— Moi si tu veux savoir, me lance Solène, je suis en train de me régaler avec plein de petites choses, des petits poissons, du plancton… et même des crevettes !
— Nan je ne veux pas le savoir ! je réponds, agacé.
Ce qui bien entendu la fait rire de nouveau. Jamais je ne lui avouerais que c’est vachement bon quand même, la graisse de baleine. Et oui, cette fois-ci, j’ai fait l’inverse, j’ai fait un effort pour ignorer mes émotions humaines et me rapprocher de celles de mon requin ! C’est amusant, c’est comme si je changeais de place parfois. Comme si j’étais à l’arrière d’une voiture, et quand je veux mieux voir la route, je passe devant, sur le siège à côté de papa. Rien que par la force de ma pensée. C’est vraiment top. Tonton Marty est vraiment un génie en fait (mais faut pas lui dire sinon il va prendre la grosse tête).
Une fois bien rassasié, je m’éloigne rapidement de la carcasse sans me préoccuper plus que cela de mes congénères. Quand je suis en phase avec mon requin, ils ne me font absolument pas peur ! Bon il faut dire aussi qu’il y avait assez à manger pour tout le monde, donc aucune raison de nous attaquer les uns les autres.
Alors que je m’éloigne, je pense à Solène et me dis que j’aurais bien aimé la voir un peu plus longtemps, même de loin. Pas du tout parce que je me sens un peu seul hein ? C’est juste que c’est sacrément impressionnant et beau à voir un requin-baleine, c’est tout.
— T’es où ? Je lâche télépathiquement sans m’en rendre compte.
— Ne viens surtout pas me voir ! me répond aussitôt le cri de Solène.
La réponse me surprend un peu par sa virulence[1]. Et malgré le fait que je sache désormais à quel point elle a peur, cela me blesse un peu.
— Je suis toujours ton frère quand même hein ? je lui réponds d’une petite voix, un peu vexé.
— ET un grand requin blanc. Tu seras de nouveau mon frère à 100% quand on sera rentrés auprès de tonton ok ?
Je ne réponds rien, un peu triste.
— Pas la peine de faire la tête Hélios, ce n’est pas juste moi, c’est aussi parce que je suis en compagnie d’humains là. Tu as envie de les faire paniquer et augmenter encore plus leur peur des grands requins blancs ?
Voilà qui m’intrigue aussitôt.
— Comment ça tu es avec des humains ?
— Ben les crevettes dont je t’ai parlé, ce sont des humains qui me les donnent.
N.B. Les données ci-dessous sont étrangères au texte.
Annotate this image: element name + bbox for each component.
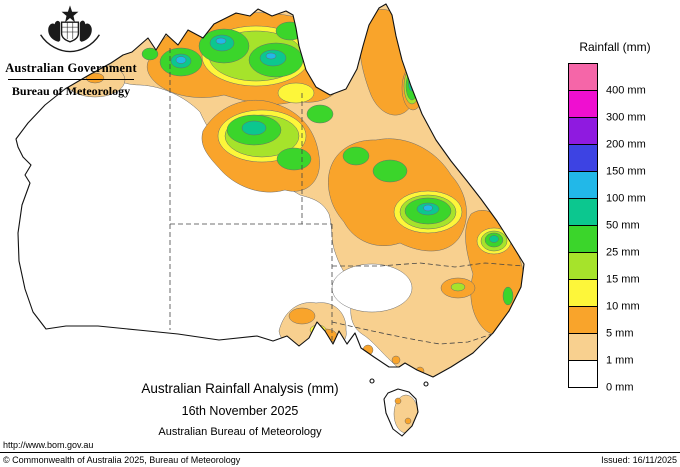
legend-label: 50 mm xyxy=(606,219,640,232)
island-king xyxy=(369,378,375,384)
legend-swatch-yellow_green xyxy=(568,252,598,280)
legend-swatch-magenta xyxy=(568,90,598,118)
legend-title: Rainfall (mm) xyxy=(579,40,651,54)
government-label: Australian Government xyxy=(5,61,137,75)
bom-url: http://www.bom.gov.au xyxy=(3,440,94,450)
legend-label: 5 mm xyxy=(606,327,634,340)
australia-outline xyxy=(15,3,525,378)
legend-row: 15 mm xyxy=(568,252,678,285)
copyright-text: © Commonwealth of Australia 2025, Bureau… xyxy=(3,455,241,465)
caption-date: 16th November 2025 xyxy=(181,404,299,418)
legend-swatch-tan xyxy=(568,333,598,361)
legend-swatch-teal xyxy=(568,198,598,226)
legend-swatch-pink xyxy=(568,63,598,91)
contour-dry-hole xyxy=(331,263,413,313)
legend-row: 5 mm xyxy=(568,306,678,339)
legend-swatch-white xyxy=(568,360,598,388)
legend-row: 50 mm xyxy=(568,198,678,231)
legend-label: 400 mm xyxy=(606,84,646,97)
legend-swatch-purple xyxy=(568,117,598,145)
contour-band-100mm xyxy=(175,37,433,212)
legend-label: 100 mm xyxy=(606,192,646,205)
legend-swatch-cyan xyxy=(568,171,598,199)
legend-swatch-green xyxy=(568,225,598,253)
legend-scale: 400 mm 300 mm 200 mm 150 mm 100 mm 50 mm 25 mm… xyxy=(568,63,678,393)
state-borders xyxy=(169,48,524,345)
legend-row: 10 mm xyxy=(568,279,678,312)
government-branding: Australian Government Bureau of Meteorol… xyxy=(2,61,140,99)
island-flinders xyxy=(423,381,429,387)
legend-row: 1 mm xyxy=(568,333,678,366)
legend-row: 200 mm xyxy=(568,117,678,150)
legend-label: 1 mm xyxy=(606,354,634,367)
bureau-label: Bureau of Meteorology xyxy=(11,84,131,98)
rainfall-contours xyxy=(64,4,524,434)
legend-swatch-blue xyxy=(568,144,598,172)
coat-of-arms-icon xyxy=(40,5,100,53)
tasmania-outline xyxy=(383,388,419,437)
legend-label: 300 mm xyxy=(606,111,646,124)
caption-org: Australian Bureau of Meteorology xyxy=(158,426,322,438)
map-caption: Australian Rainfall Analysis (mm) 16th N… xyxy=(40,381,440,438)
legend-swatch-yellow xyxy=(568,279,598,307)
legend-label: 10 mm xyxy=(606,300,640,313)
legend-label: 25 mm xyxy=(606,246,640,259)
legend-row: 400 mm xyxy=(568,63,678,96)
bottom-bar: © Commonwealth of Australia 2025, Bureau… xyxy=(0,452,680,467)
legend-swatch-orange xyxy=(568,306,598,334)
legend-label: 15 mm xyxy=(606,273,640,286)
legend-label: 200 mm xyxy=(606,138,646,151)
legend-label: 0 mm xyxy=(606,381,634,394)
issued-text: Issued: 16/11/2025 xyxy=(601,455,677,465)
branding-divider xyxy=(8,79,134,80)
legend-label: 150 mm xyxy=(606,165,646,178)
caption-title: Australian Rainfall Analysis (mm) xyxy=(141,381,339,396)
legend-row: 0 mm xyxy=(568,360,678,393)
coastline xyxy=(15,3,525,437)
legend-row: 100 mm xyxy=(568,171,678,204)
rainfall-legend: Rainfall (mm) 400 mm 300 mm 200 mm 150 mm 10… xyxy=(552,40,678,393)
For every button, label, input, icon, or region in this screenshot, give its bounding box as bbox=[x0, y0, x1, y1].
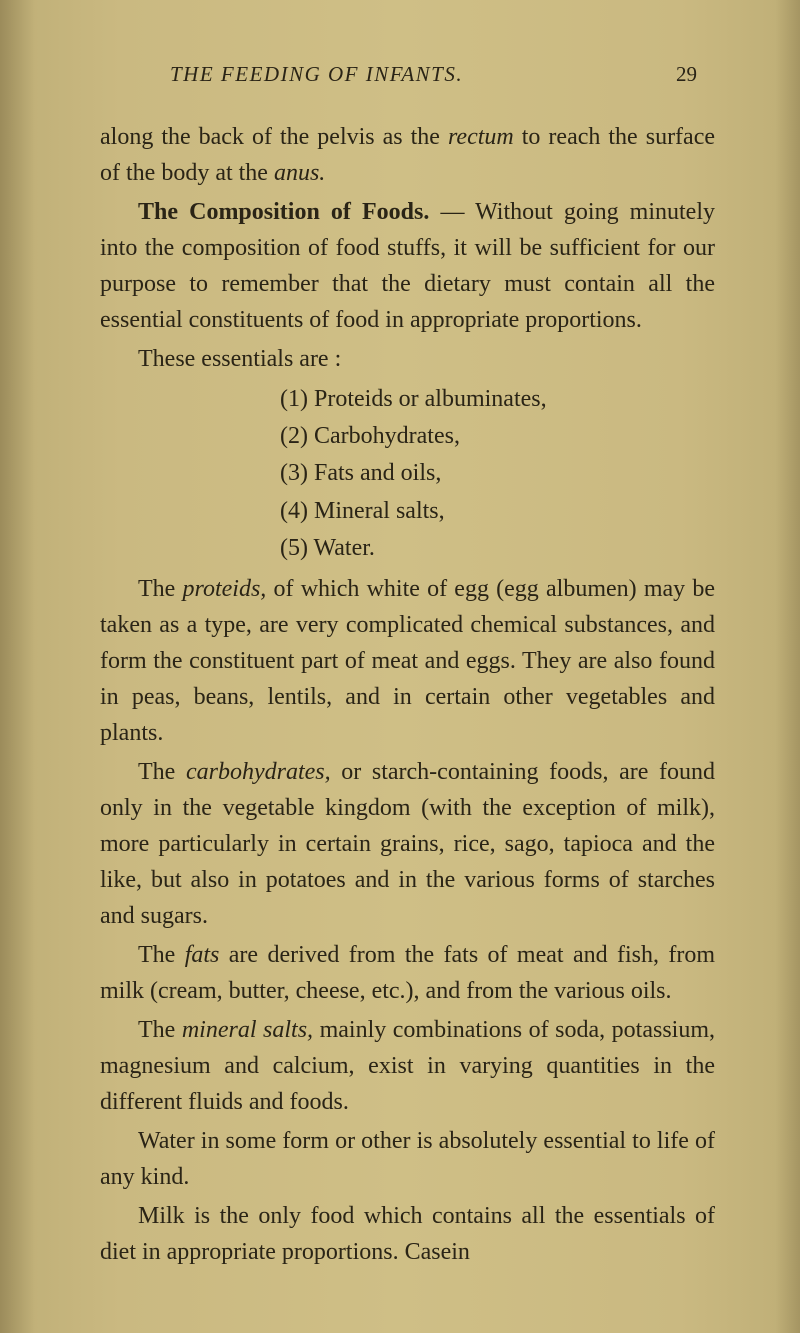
italic-term: rectum bbox=[448, 124, 514, 150]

C’est vachement bon.
— Ah ok. Tu es dans un de ces endroits à touristes.
— Oui apparemment. Certains essayent de me caresser même. Ils sont un peu bizarres ces touristes.
— Je les comprends, ça doit être génial de caresser un requin-baleine.
— C’est dangereux aussi bien pour eux que pour moi, alors non merci.
— N’empêche que tu manges leurs crevettes.
— Oui. C’est trop bon les crevettes. Mais n’empêche ! C’est bon, mais c’est pas bon ! Enfin, tu vois ce que je veux dire quoi.
— Je sais. C’est souvent comme ça j’ai l’impression. On a toujours très envie d’être proches des animaux sauvages, mais en interagissant comme ça avec eux, on perturbe leur fonctionnement d’animaux sauvages, ce qui n’est pas bon du tout pour leur survie.
— Oui et puis, faire ami-ami avec notre plus grande menace, ce n’est vraiment pas une bonne idée pour nous. Enfin, nous, les requins je veux dire !
Solène ne répond rien, mais je devine facilement ce qu’elle pense. Elle est 100% d’accord avec moi et triste de cette situation. Même dans les océans, ce sont les humains les plus grands dangers pour la faune sauvage.
Entre la surpêche, la pollution, et le changement climatique, et même la chasse spécifique des requins pour manger leurs ailerons (sérieusement, qui a eu cette drôle d’idée !), les requins sont en grand danger actuellement. Et pas seulement eux, toute la population des mers et des océans. Les poissons ne sont vraiment pas mieux lotis que les animaux terrestres.
Ça me met vraiment en colère de penser à tout ça.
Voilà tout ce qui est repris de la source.